Denver, Colorado
I will start this series of blogs on geography’s core concepts by identifying the ones I have selected to write about. Different national curriculums have different lists, but they mostly agree on four fundamental ones — place, space, environment and interconnection. They are central to geographical thinking and are the subject’s biggest ideas, because:
- They are each at the top of a hierarchy of concepts of increasing complexity and abstractness, as they incorporate subordinate simpler and less abstract concepts, but cannot be subsumed by an even bigger and more abstract one. Place, for example, incorporates the concept of region; environment incorporates nature and landscape; and interconnection incorporates systems.
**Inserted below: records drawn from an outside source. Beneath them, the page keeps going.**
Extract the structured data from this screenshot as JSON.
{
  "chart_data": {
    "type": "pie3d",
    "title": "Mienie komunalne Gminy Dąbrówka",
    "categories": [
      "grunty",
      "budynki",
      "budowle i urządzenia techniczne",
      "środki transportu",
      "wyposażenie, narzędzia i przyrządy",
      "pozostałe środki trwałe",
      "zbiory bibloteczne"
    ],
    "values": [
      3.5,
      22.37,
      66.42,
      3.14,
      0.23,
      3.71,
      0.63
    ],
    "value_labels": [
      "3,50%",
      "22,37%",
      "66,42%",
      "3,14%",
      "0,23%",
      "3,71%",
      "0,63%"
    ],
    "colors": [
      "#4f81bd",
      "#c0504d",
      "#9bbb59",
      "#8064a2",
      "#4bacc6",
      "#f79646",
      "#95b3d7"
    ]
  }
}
- They can be applied to a great variety of topics and across different fields of the subject, and so give geography a degree of unity and coherence.
- They have a number of functions, such as identifying topics worth studying and questions to ask, organising information, suggesting methods of analysis, forming generalisations, identifying possible explanations, and providing a basis for public policies.
These characteristics will be explained in subsequent blogs.
Although the four concepts are also found in other disciplines, such as ecology, archaeology, epidemiology, economics and sociology, in none are they as central to thinking and practice as in geography, and in none are they as frequently used in combination. Furthermore, when applied in another discipline their meaning may not be identical to that in geography. Space, for example, is sometimes used in other social sciences to mean the same as the way place is described in a later blog. As used in geography, they are what makes the subject ‘geographical’, and they enable students to distinguish what is distinctively different about learning geography from other school subject areas (Brooks, 2018, p. 106).
Time or change, scale and sustainability are other common core concepts in school geography curriculums. However, they differ from the first four in their more limited range of functions. Scale, for example, is largely an analytical concept, because it is mostly used in geography to analyse relationships by investigating them at different scales, or across scales. Time is also an analytical concept, because it can be used to explain phenomena by understanding how they have developed or changed over time. Sustainability, on the other hand, is largely an evaluative concept, because it is mostly used to assess the implications of an environmental change, or the economic or demographic viability of a place.
So in these blogs I will talk about place, space, environment, interconnection, time, scale and sustainability. I will also have a blog on the case for human wellbeing as a core concept in geography.
Reference
Brooks, C. (2018). Understanding conceptual development in school geography. In M. Jones & D. Lambert (Eds.), Debates in geography education (2nd ed., pp. 103–114). Routledge.